The article proposes DSPFusion, a dual-guided framework for image fusion that combines degradation and semantic priors to improve the quality of fused images, particularly those captured in degraded conditions. DSPFusion introduces a unique approach by utilizing both degradation-aware and semantic-driven guidance to restore and integrate information from degraded images effectively. Key innovations include a dual-prior guidance module, a semantic prior diffusion model for restoring high-quality scene context in a latent space, and a degradation prior embedding network (DPEN) that adaptively identifies and counteracts different degradation types. Through extensive experiments on multiple datasets, DSPFusion demonstrates superior performance over state-of-the-art methods, particularly in degraded scenarios.

优点

  1. DSPFusion uniquely integrates both degradation and semantic priors, offering a robust framework that enhances image quality by addressing common image degradation issues like noise, blur, and low-light conditions.
  2. The semantic prior diffusion model operates in a compact latent space, which significantly reduces computational overhead compared to traditional diffusion models, achieving a two orders of magnitude improvement in processing speed.
  3. The paper provides detailed experimental results on multiple benchmarks and degradation scenarios, including comparisons with state-of-the-art methods. DSPFusion’s ability to handle a wide range of degradations with minimal pre-processing is well-supported by the presented data.

缺点

  1. The training process involves two separate stages, each with specific objectives and loss functions, which could be complex to implement and tune.
  2. The choice of using degradation and semantic priors exclusively, rather than exploring alternative types of priors, is not sufficiently justified. A comparison or rationale for why these specific priors were chosen over others would help clarify their unique relevance to image fusion.
  3. The paper lacks a clear explanation for employing a diffusion model specifically for degradation restoration. While diffusion models are known for their generative capabilities, a detailed comparison with other restoration approaches would help illustrate the distinct advantages of diffusion in this context.
  4. Important comparative methods, such as Tardal (CVPR 2022), and CDDFuse (CVPR 2023), are omitted from the experimental benchmarks. Including these recent techniques would provide a more comprehensive evaluation of DSPFusion’s performance relative to other state-of-the-art fusion models.
    [1] Target-aware Dual Adversarial Learning and a Multi-scenario Multi-Modality Benchmark to Fuse Infrared and Visible for Object Detection. CVPR 2022
    [2] CDDFuse: Correlation-Driven Dual-Branch Feature Decomposition for Multi-Modality Image Fusion. CVPR 2023
  5. The evaluation lacks several common fusion performance metrics, such as SD, SF, AG, and SSIM. Including these metrics would provide a fuller picture of DSPFusion's effectiveness and allow for a more detailed quantitative assessment across different aspects of fusion quality.
  6. The experiments on degraded scenarios with enhancement might be biased, as some comparison methods lack image restoration modules.

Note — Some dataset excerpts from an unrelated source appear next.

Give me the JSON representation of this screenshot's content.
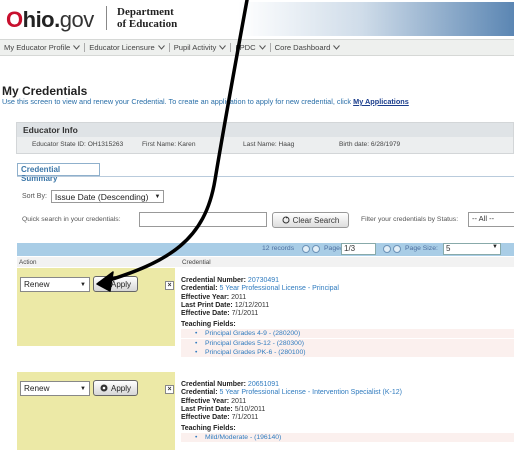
{
  "header": {
    "logo_o": "O",
    "logo_hio": "hio.",
    "logo_gov": "gov",
    "dept_line1": "Department",
    "dept_line2": "of Education"
  },
  "menu": [
    {
      "label": "My Educator Profile"
    },
    {
      "label": "Educator Licensure"
    },
    {
      "label": "Pupil Activity"
    },
    {
      "label": "LPDC"
    },
    {
      "label": "Core Dashboard"
    }
  ],
  "page": {
    "title": "My Credentials",
    "instructions": "Use this screen to view and renew your Credential. To create an application to apply for new credential, click",
    "instructions_link": "My Applications"
  },
  "educator_info": {
    "heading": "Educator Info",
    "state_id": "Educator State ID: OH1315263",
    "first_name": "First Name: Karen",
    "last_name": "Last Name: Haag",
    "birth_date": "Birth date: 6/28/1979"
  },
  "summary": {
    "tab_label": "Credential Summary",
    "sort_label": "Sort By:",
    "sort_value": "Issue Date (Descending)",
    "search_label": "Quick search in your credentials:",
    "search_value": "",
    "clear_label": "Clear Search",
    "filter_label": "Filter your credentials by Status:",
    "filter_value": "-- All --"
  },
  "pager": {
    "records": "12 records",
    "page_label": "Page#",
    "page_value": "1/3",
    "page_size_label": "Page Size:",
    "page_size_value": "5"
  },
  "columns": {
    "action": "Action",
    "credential": "Credential"
  },
  "labels": {
    "credential_number": "Credential Number:",
    "credential": "Credential:",
    "effective_year": "Effective Year:",
    "last_print_date": "Last Print Date:",
    "effective_date": "Effective Date:",
    "teaching_fields": "Teaching Fields:"
  },
  "records": [
    {
      "action": "Renew",
      "apply_label": "Apply",
      "credential_number": "20730491",
      "credential": "5 Year Professional License - Principal",
      "effective_year": "2011",
      "last_print_date": "12/12/2011",
      "effective_date": "7/1/2011",
      "teaching_fields": [
        "Principal Grades 4-9 - (280200)",
        "Principal Grades 5-12 - (280300)",
        "Principal Grades PK-6 - (280100)"
      ]
    },
    {
      "action": "Renew",
      "apply_label": "Apply",
      "credential_number": "20651091",
      "credential": "5 Year Professional License - Intervention Specialist (K-12)",
      "effective_year": "2011",
      "last_print_date": "5/10/2011",
      "effective_date": "7/1/2011",
      "teaching_fields": [
        "Mild/Moderate - (196140)"
      ]
    }
  ],
  "colors": {
    "accent_red": "#c8102e",
    "link_blue": "#2f7bbf",
    "pager_bg": "#a9cde6",
    "action_bg": "#ece9a6"
  }
}
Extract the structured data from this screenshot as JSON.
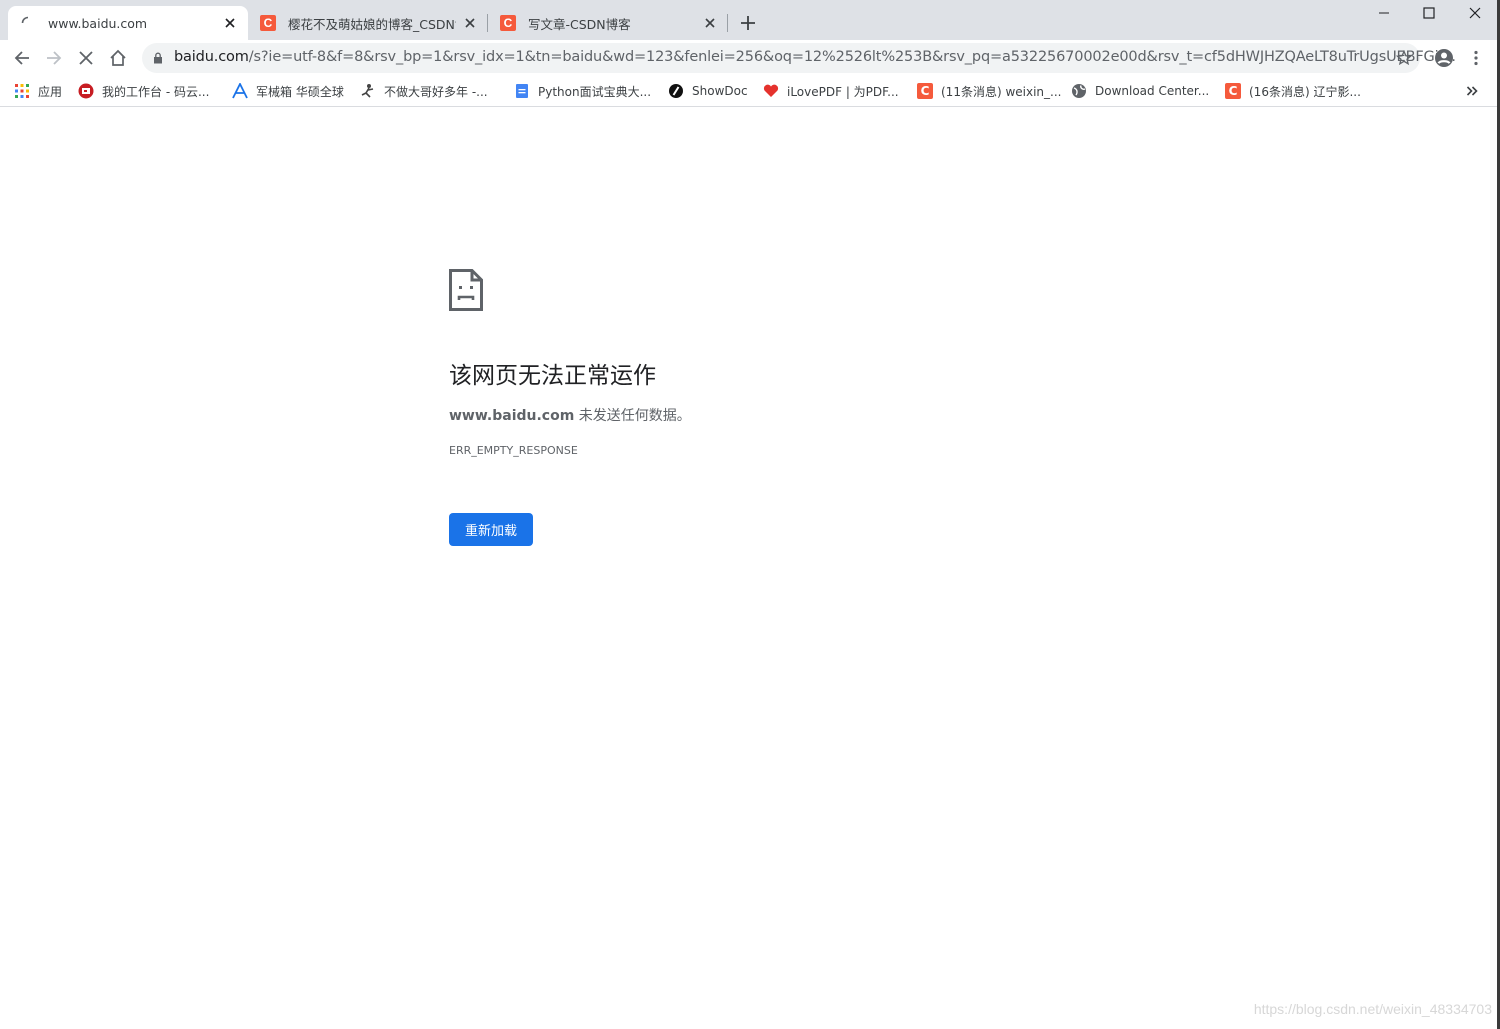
{
  "tabs": [
    {
      "title": "www.baidu.com",
      "favicon": "loading-spinner-icon",
      "active": true
    },
    {
      "title": "樱花不及萌姑娘的博客_CSDN博",
      "favicon": "csdn-icon",
      "active": false
    },
    {
      "title": "写文章-CSDN博客",
      "favicon": "csdn-icon",
      "active": false
    }
  ],
  "csdn_letter": "C",
  "toolbar": {
    "url_host": "baidu.com",
    "url_rest": "/s?ie=utf-8&f=8&rsv_bp=1&rsv_idx=1&tn=baidu&wd=123&fenlei=256&oq=12%2526lt%253B&rsv_pq=a53225670002e00d&rsv_t=cf5dHWJHZQAeLT8uTrUgsUEBFGil..."
  },
  "bookmarks": [
    {
      "label": "应用",
      "icon": "apps-grid-icon"
    },
    {
      "label": "我的工作台 - 码云...",
      "icon": "gitee-icon"
    },
    {
      "label": "军械箱 华硕全球",
      "icon": "asus-icon"
    },
    {
      "label": "不做大哥好多年 -...",
      "icon": "jump-icon"
    },
    {
      "label": "Python面试宝典大...",
      "icon": "doc-icon"
    },
    {
      "label": "ShowDoc",
      "icon": "showdoc-icon"
    },
    {
      "label": "iLovePDF | 为PDF...",
      "icon": "heart-icon"
    },
    {
      "label": "(11条消息) weixin_...",
      "icon": "csdn-icon"
    },
    {
      "label": "Download Center...",
      "icon": "globe-icon"
    },
    {
      "label": "(16条消息) 辽宁影...",
      "icon": "csdn-icon"
    }
  ],
  "error": {
    "title": "该网页无法正常运作",
    "host": "www.baidu.com",
    "message": " 未发送任何数据。",
    "code": "ERR_EMPTY_RESPONSE",
    "reload_label": "重新加载"
  },
  "watermark": "https://blog.csdn.net/weixin_48334703",
  "colors": {
    "accent": "#1a73e8",
    "tabstrip": "#dee1e6",
    "csdn": "#f55a3c"
  }
}
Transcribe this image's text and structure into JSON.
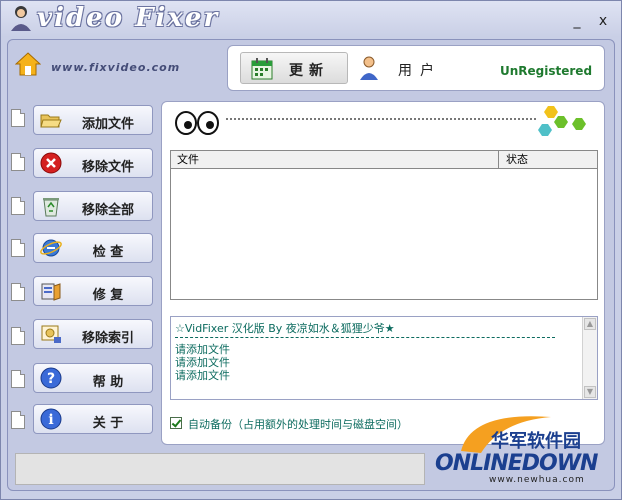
{
  "app": {
    "title": "video Fixer",
    "url": "www.fixvideo.com"
  },
  "window": {
    "minimize": "_",
    "close": "x"
  },
  "toolbar": {
    "update_label": "更新",
    "user_label": "用户",
    "registration": "UnRegistered"
  },
  "sidebar": {
    "items": [
      {
        "label": "添加文件",
        "icon": "folder-open-icon"
      },
      {
        "label": "移除文件",
        "icon": "red-x-icon"
      },
      {
        "label": "移除全部",
        "icon": "recycle-bin-icon"
      },
      {
        "label": "检 查",
        "icon": "ie-globe-icon"
      },
      {
        "label": "修 复",
        "icon": "repair-tools-icon"
      },
      {
        "label": "移除索引",
        "icon": "index-remove-icon"
      },
      {
        "label": "帮 助",
        "icon": "help-icon"
      },
      {
        "label": "关 于",
        "icon": "info-icon"
      }
    ]
  },
  "filelist": {
    "columns": [
      "文件",
      "状态"
    ],
    "rows": []
  },
  "log": {
    "title": "☆VidFixer 汉化版 By 夜凉如水＆狐狸少爷★",
    "lines": [
      "请添加文件",
      "请添加文件",
      "请添加文件"
    ]
  },
  "options": {
    "auto_backup_label": "自动备份（占用额外的处理时间与磁盘空间）",
    "auto_backup_checked": true
  },
  "watermark": {
    "cn": "华军软件园",
    "en": "ONLINEDOWN",
    "url": "www.newhua.com"
  },
  "colors": {
    "background": "#c9cfe6",
    "accent_green": "#1f7a2f",
    "log_text": "#0c6b5f"
  }
}
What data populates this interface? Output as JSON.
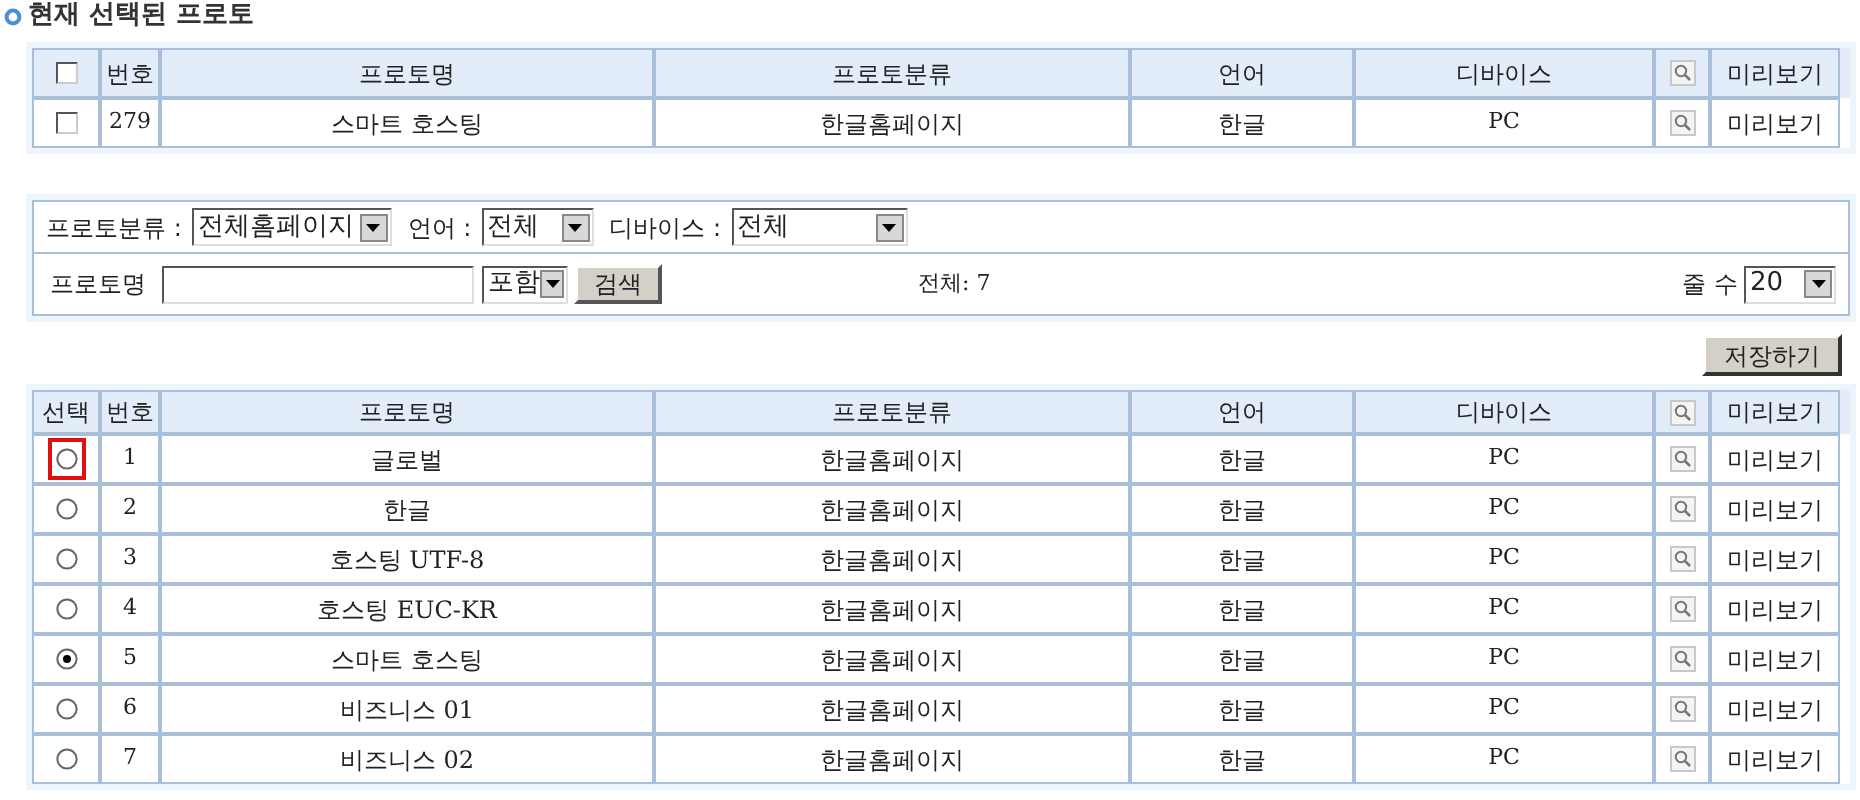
{
  "section_title": "현재 선택된 프로토",
  "current_table": {
    "select_all_checked": false,
    "columns": [
      "번호",
      "프로토명",
      "프로토분류",
      "언어",
      "디바이스",
      "미리보기"
    ],
    "rows": [
      {
        "checked": false,
        "number": "279",
        "name": "스마트 호스팅",
        "category": "한글홈페이지",
        "language": "한글",
        "device": "PC",
        "preview": "미리보기"
      }
    ]
  },
  "filters": {
    "category_label": "프로토분류 :",
    "category_value": "전체홈페이지",
    "language_label": "언어 :",
    "language_value": "전체",
    "device_label": "디바이스 :",
    "device_value": "전체",
    "name_label": "프로토명",
    "match_value": "포함",
    "search_button": "검색",
    "total": "전체: 7",
    "rows_label": "줄 수",
    "rows_value": "20"
  },
  "save_button": "저장하기",
  "list_table": {
    "columns": [
      "선택",
      "번호",
      "프로토명",
      "프로토분류",
      "언어",
      "디바이스",
      "미리보기"
    ],
    "rows": [
      {
        "selected": false,
        "highlighted": true,
        "number": "1",
        "name": "글로벌",
        "category": "한글홈페이지",
        "language": "한글",
        "device": "PC",
        "preview": "미리보기"
      },
      {
        "selected": false,
        "highlighted": false,
        "number": "2",
        "name": "한글",
        "category": "한글홈페이지",
        "language": "한글",
        "device": "PC",
        "preview": "미리보기"
      },
      {
        "selected": false,
        "highlighted": false,
        "number": "3",
        "name": "호스팅 UTF-8",
        "category": "한글홈페이지",
        "language": "한글",
        "device": "PC",
        "preview": "미리보기"
      },
      {
        "selected": false,
        "highlighted": false,
        "number": "4",
        "name": "호스팅 EUC-KR",
        "category": "한글홈페이지",
        "language": "한글",
        "device": "PC",
        "preview": "미리보기"
      },
      {
        "selected": true,
        "highlighted": false,
        "number": "5",
        "name": "스마트 호스팅",
        "category": "한글홈페이지",
        "language": "한글",
        "device": "PC",
        "preview": "미리보기"
      },
      {
        "selected": false,
        "highlighted": false,
        "number": "6",
        "name": "비즈니스 01",
        "category": "한글홈페이지",
        "language": "한글",
        "device": "PC",
        "preview": "미리보기"
      },
      {
        "selected": false,
        "highlighted": false,
        "number": "7",
        "name": "비즈니스 02",
        "category": "한글홈페이지",
        "language": "한글",
        "device": "PC",
        "preview": "미리보기"
      }
    ]
  }
}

This potentially puts DSPFusion at an advantage, making the comparison unfair. A fairer evaluation would either provide these comparison methods with equivalent restoration capabilities or exclude pre-enhancement from the experimental design.
  7. The model performs well under single or simple degradation types but struggles when encountering compound degradations, as noted in the discussion. When multiple degradations affect a single modality, DSPFusion’s degradation prior module may prioritize only the dominant degradation. This limitation could hinder the model’s performance in environments with complex or layered degradation effects, such as poor lighting combined with severe noise or blurring.

问题

Please refer to the relevant details in Weaknesses and rebuttal accordingly.

撤稿通知

I have read and agree with the venue's withdrawal policy on behalf of myself and my co-authors.